But she had heard about this miracle-working rabbi named Yeshua, and she was desperate enough to throw caution (and social convention) to the wind. So she blended in with the enormous crowd that was following Yeshua everywhere He went, and when she saw her opportunity, she took it. She reached out and touched the hem (the ‘wings’) of His robe, convinced in her heart that He alone had the power to heal her. Had this been anyone else, her touching their garment would have made them unclean like her. But when Messiah touched unclean people, He didn’t become unclean – they became clean!

It brings to mind the words of Malachi 4: But for you who revere my name, the sun of righteousness will rise with healing in its wings. And you will go out and leap like calves released from the stall.

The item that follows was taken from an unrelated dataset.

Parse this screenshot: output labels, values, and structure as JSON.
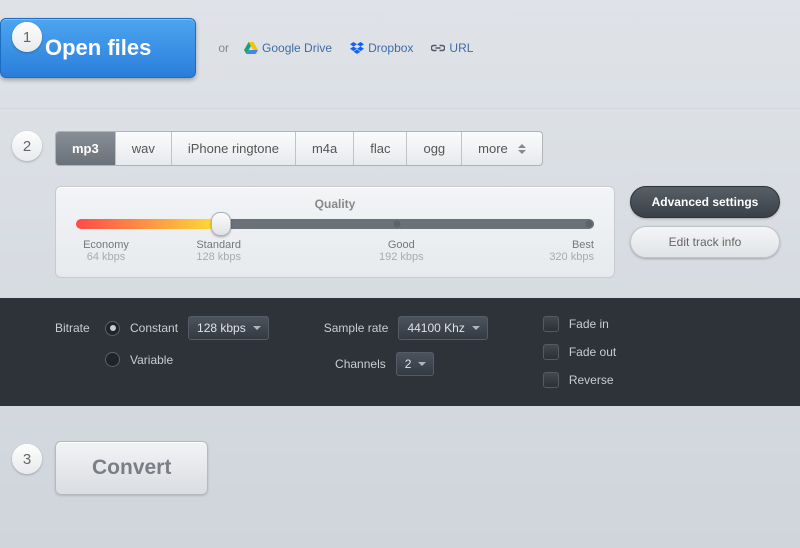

Messiah realized immediately that power had gone forth from Him, and spoke up about it. The woman had received marvelous divine healing, but she would not be allowed anonymity about it. So when Yeshua pressed for that person to come forward, she did so, trembling with fear because of who she was and what she had done, and how it cut across all social norms of Israeli society.

But she needn’t have feared. Yeshua has no intention of berating her. Instead, he calls her “Daughter” and commends her for her faith, and sends her off with a blessing of shalom and the assurance that she has been made well. What a great turn of events for this woman who had suffered so much. Her courage, borne of reckless faith, earned her a place in Scripture, and a Divine turnaround.

We’ve looked at quite a litany of courageous people last Shabbat and again this morning. But as I said at the outset, imagine how differently things would have gone, had they not shown courage!

Shifrah, Puah, Shadrach, Meshach and Abed-Nego, Daniel, Peter and the Apostles had the courage to defy wicked edicts at pivotal times in history. Nehemiah, Nicodemus and Joseph of Arimathea had the courage to speak up and to act at pivotal times in history. This otherwise unnamed woman with a desperate problem had courage born of reckless faith, and was rewarded for it.

For everything that was written in the past was written to teach us, so that through endurance and the encouragement of the Scriptures we might have hope.